Wednesday, November 26, 2014

You are asked to review a 72-year-old man on the post-take ward round

You are asked to review a 72-year-old man on the post-take ward round. He was admitted
last night with increasing shortness of breath. His breathing has been getting worse
for many years now, and he notices that it is especially bad in the winter. His general
practitioner (GP) has diagnosed asthma and has been managing him at home. He recalls
having several courses of antibiotics over the last few years.

His recent problems started 3 days ago with a cough productive of green sputum. He has
felt generally unwell and his breathing has deteriorated significantly. He cannot climb
the stairs at home now and slept on the sofa last night. His GP saw him this morning and
referred him to hospital as an infective exacerbation of asthma. He continues to smoke
despite advice, and has a 50 pack-year history. There is no other relevant past medical
history. He takes a salbutamol inhaler when needed but today this was of little help.

Some blood tests were performed and a chest radiograph was requested (Figur). His
white cell count is 16.3 × 109/L, neutrophil count 89 per cent and haemoglobin 14.2 g/dL.

• What does this radiograph show?
• What is the likely diagnosis and how can this be confirmed?

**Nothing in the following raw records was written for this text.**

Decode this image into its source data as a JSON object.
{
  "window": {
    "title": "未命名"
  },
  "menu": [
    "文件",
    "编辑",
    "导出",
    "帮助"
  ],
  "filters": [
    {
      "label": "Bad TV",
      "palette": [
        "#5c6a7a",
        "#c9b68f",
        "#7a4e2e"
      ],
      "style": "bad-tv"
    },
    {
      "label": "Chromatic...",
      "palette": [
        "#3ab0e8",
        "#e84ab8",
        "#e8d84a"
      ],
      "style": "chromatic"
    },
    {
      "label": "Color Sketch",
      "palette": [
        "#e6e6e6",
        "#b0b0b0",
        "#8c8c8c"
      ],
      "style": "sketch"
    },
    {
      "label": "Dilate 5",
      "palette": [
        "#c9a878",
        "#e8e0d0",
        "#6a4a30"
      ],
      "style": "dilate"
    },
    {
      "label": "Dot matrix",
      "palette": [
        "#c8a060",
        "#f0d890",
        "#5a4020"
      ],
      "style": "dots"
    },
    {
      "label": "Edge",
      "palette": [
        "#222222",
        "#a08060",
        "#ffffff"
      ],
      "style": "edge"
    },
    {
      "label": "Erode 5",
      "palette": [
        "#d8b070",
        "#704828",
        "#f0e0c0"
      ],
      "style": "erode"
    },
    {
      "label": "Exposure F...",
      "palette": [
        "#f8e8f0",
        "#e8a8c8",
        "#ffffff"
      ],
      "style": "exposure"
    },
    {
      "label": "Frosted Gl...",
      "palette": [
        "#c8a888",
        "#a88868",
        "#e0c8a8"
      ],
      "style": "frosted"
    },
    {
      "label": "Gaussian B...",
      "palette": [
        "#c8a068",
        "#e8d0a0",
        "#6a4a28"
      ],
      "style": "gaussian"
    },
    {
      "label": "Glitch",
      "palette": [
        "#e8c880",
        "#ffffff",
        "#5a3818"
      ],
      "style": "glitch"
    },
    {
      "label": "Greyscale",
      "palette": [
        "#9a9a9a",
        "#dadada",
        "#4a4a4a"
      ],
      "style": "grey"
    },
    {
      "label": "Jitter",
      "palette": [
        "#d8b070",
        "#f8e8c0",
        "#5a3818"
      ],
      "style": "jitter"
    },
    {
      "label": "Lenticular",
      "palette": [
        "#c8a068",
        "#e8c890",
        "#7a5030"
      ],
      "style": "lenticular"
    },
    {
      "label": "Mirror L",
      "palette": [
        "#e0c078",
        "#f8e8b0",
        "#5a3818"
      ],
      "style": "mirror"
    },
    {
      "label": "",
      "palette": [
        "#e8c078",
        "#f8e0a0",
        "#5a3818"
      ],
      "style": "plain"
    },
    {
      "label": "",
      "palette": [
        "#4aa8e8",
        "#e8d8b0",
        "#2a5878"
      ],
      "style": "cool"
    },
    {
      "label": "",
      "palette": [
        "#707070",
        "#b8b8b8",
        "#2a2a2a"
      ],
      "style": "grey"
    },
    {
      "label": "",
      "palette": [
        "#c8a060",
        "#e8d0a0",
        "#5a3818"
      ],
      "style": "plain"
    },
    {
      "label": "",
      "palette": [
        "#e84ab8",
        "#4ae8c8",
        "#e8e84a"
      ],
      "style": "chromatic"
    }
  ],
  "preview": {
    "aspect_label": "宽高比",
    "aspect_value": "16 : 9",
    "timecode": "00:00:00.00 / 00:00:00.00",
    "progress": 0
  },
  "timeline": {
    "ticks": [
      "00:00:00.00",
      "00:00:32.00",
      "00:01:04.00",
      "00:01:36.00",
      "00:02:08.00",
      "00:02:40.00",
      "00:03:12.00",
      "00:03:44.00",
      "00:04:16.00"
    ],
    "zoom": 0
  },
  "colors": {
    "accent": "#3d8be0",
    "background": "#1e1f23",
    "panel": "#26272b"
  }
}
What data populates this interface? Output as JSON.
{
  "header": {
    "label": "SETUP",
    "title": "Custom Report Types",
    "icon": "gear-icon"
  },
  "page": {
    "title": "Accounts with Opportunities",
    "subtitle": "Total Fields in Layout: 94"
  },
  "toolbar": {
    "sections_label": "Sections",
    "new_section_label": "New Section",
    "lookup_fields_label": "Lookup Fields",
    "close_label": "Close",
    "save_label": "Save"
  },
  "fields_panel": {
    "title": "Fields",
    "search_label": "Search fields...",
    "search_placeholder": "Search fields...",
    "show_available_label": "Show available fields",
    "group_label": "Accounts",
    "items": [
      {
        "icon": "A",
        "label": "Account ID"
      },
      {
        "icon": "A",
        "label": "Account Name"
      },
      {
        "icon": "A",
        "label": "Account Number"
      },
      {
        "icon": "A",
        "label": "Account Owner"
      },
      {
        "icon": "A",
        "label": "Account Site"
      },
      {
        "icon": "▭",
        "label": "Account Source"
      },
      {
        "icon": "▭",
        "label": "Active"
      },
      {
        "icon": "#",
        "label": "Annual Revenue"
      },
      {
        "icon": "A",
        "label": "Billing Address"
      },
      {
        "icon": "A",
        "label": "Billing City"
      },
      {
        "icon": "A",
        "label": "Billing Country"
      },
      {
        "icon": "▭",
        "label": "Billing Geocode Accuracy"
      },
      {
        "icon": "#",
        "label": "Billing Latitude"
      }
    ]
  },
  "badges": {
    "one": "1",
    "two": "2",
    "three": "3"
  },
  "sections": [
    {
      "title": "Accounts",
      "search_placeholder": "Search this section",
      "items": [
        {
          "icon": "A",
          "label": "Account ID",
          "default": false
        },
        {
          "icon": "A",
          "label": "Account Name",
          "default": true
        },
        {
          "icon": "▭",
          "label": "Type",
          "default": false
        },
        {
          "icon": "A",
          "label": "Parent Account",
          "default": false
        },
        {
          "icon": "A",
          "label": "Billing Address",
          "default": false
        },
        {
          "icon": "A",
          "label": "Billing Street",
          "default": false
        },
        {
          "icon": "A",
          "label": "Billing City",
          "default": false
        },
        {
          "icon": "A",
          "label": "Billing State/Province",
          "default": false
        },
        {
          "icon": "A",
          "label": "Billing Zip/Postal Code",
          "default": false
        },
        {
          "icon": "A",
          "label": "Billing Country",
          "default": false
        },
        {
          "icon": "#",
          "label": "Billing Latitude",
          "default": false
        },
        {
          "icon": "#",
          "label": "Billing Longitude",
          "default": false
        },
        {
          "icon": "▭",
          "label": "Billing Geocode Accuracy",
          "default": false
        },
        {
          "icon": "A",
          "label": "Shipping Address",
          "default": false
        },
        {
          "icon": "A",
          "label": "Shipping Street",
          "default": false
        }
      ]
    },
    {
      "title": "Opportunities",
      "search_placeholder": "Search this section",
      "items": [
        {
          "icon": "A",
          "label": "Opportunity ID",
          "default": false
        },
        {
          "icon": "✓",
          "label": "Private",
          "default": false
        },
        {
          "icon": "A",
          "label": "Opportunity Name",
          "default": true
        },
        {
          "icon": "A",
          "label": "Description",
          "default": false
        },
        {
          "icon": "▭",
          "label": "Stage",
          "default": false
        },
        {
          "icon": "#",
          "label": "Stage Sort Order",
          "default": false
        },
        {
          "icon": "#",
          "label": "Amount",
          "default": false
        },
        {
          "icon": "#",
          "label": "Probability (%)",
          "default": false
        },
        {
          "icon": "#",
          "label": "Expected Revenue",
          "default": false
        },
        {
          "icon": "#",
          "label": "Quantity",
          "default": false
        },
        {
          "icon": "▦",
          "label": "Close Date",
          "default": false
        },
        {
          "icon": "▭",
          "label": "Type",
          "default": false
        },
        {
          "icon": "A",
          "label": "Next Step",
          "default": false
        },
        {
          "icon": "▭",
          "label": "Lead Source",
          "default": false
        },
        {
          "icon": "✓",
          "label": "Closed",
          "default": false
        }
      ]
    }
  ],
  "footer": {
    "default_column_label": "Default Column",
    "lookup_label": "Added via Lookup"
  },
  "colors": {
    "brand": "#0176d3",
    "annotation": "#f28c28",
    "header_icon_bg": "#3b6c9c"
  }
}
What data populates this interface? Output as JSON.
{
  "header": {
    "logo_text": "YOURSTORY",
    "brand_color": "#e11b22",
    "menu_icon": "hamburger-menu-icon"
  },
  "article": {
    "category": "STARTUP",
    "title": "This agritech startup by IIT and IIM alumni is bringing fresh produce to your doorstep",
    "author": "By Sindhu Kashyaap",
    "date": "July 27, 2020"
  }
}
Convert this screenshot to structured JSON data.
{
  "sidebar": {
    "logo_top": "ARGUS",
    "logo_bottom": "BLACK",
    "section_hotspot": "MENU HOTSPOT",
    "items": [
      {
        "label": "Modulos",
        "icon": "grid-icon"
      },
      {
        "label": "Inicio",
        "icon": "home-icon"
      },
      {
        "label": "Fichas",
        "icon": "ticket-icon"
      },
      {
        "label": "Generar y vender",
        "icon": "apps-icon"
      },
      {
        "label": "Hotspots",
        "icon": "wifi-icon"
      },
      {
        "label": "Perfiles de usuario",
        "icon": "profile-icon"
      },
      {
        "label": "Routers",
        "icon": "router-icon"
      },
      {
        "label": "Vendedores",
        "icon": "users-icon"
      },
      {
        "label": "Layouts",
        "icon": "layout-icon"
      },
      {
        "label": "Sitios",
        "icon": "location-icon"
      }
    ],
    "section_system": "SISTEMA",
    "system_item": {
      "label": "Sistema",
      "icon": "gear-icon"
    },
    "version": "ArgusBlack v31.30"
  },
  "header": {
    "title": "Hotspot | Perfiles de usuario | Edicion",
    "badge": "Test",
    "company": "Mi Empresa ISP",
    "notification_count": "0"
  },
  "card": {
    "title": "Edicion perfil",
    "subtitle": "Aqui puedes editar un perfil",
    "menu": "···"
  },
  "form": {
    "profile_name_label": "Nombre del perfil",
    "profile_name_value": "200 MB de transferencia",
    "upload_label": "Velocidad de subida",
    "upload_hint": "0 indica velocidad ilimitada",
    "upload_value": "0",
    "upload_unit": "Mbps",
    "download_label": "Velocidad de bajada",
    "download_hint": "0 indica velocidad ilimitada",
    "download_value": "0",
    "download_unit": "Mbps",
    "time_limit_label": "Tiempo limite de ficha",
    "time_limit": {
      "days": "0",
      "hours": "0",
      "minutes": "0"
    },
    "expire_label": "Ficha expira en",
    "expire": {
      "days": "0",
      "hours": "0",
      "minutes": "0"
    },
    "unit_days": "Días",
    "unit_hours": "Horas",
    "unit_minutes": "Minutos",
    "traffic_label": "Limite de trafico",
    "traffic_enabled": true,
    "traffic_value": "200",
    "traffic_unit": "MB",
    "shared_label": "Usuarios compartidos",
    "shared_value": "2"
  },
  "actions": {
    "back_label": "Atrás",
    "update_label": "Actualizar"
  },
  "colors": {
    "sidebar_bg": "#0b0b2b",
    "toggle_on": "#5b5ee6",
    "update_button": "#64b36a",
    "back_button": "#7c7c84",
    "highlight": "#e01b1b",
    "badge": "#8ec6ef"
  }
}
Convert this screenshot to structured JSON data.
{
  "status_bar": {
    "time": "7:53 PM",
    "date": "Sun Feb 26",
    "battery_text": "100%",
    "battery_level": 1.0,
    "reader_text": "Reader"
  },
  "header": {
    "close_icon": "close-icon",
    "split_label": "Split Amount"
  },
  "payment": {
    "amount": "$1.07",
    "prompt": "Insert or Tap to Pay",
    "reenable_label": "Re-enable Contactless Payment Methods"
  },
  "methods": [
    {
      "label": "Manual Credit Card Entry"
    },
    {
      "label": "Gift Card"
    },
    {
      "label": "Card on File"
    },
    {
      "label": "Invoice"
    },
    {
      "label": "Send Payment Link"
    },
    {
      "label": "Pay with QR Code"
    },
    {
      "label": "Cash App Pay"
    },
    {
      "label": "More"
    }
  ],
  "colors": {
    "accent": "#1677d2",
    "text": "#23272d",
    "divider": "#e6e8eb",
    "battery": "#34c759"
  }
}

This is a posterior–anterior (PA) chest radiograph of an adult male. The lungs are hyperexpanded
as evidenced by visualizing more than six anterior ribs above the diaphragm.
The distance between the apex of the hemidiaphragm and a line drawn from the costophrenic
to the cardiophrenic angle is less than 1.5 cm, in keeping with diaphragmatic
flattening. The lung parenchyma demonstrates bullous emphysematous disease, most
marked in the upper zones. There is no evidence of consolidation, collapse or pneumothorax.
The cardiomediastinal borders are within normal limits, and both hila are of
normal morphology. This chest radiograph suggests a diagnosis of chronic obstructive
pulmonary disease (COPD).

COPD is a combination of increased mucus production, small airway obstruction and
emphysematous change, with a slow and progressive history of increasing shortness
of breath, usually in association with significant tobacco usage. Most commonly, the
emphysematous component is ‘centrilobular’, with irreversible destruction of normal lung
most in the apical segments of the upper lobes. On computed tomography (CT) this is
clearly seen as central black holes of destroyed lung ‘punched-out’ from normal parenchymal
architecture (Figure 1.2), although a CT is not a necessary investigation in most
cases of COPD. Sometimes the clinical symptoms of COPD are confused with asthma,
which usually starts in childhood and shows greater reversibility of airflow obstruction.
Some patients develop asthma later in life, and in practice both conditions may coexist
or be difficult to differentiate.

• Flattening of the diaphragms and lung hyperexpansion are characteristic chest
radiograph features of COPD.
• COPD is a combination of increased mucus production, small airways obstruction and
emphysematous change.
• Lung function tests are the most important investigation in a patient with COPD.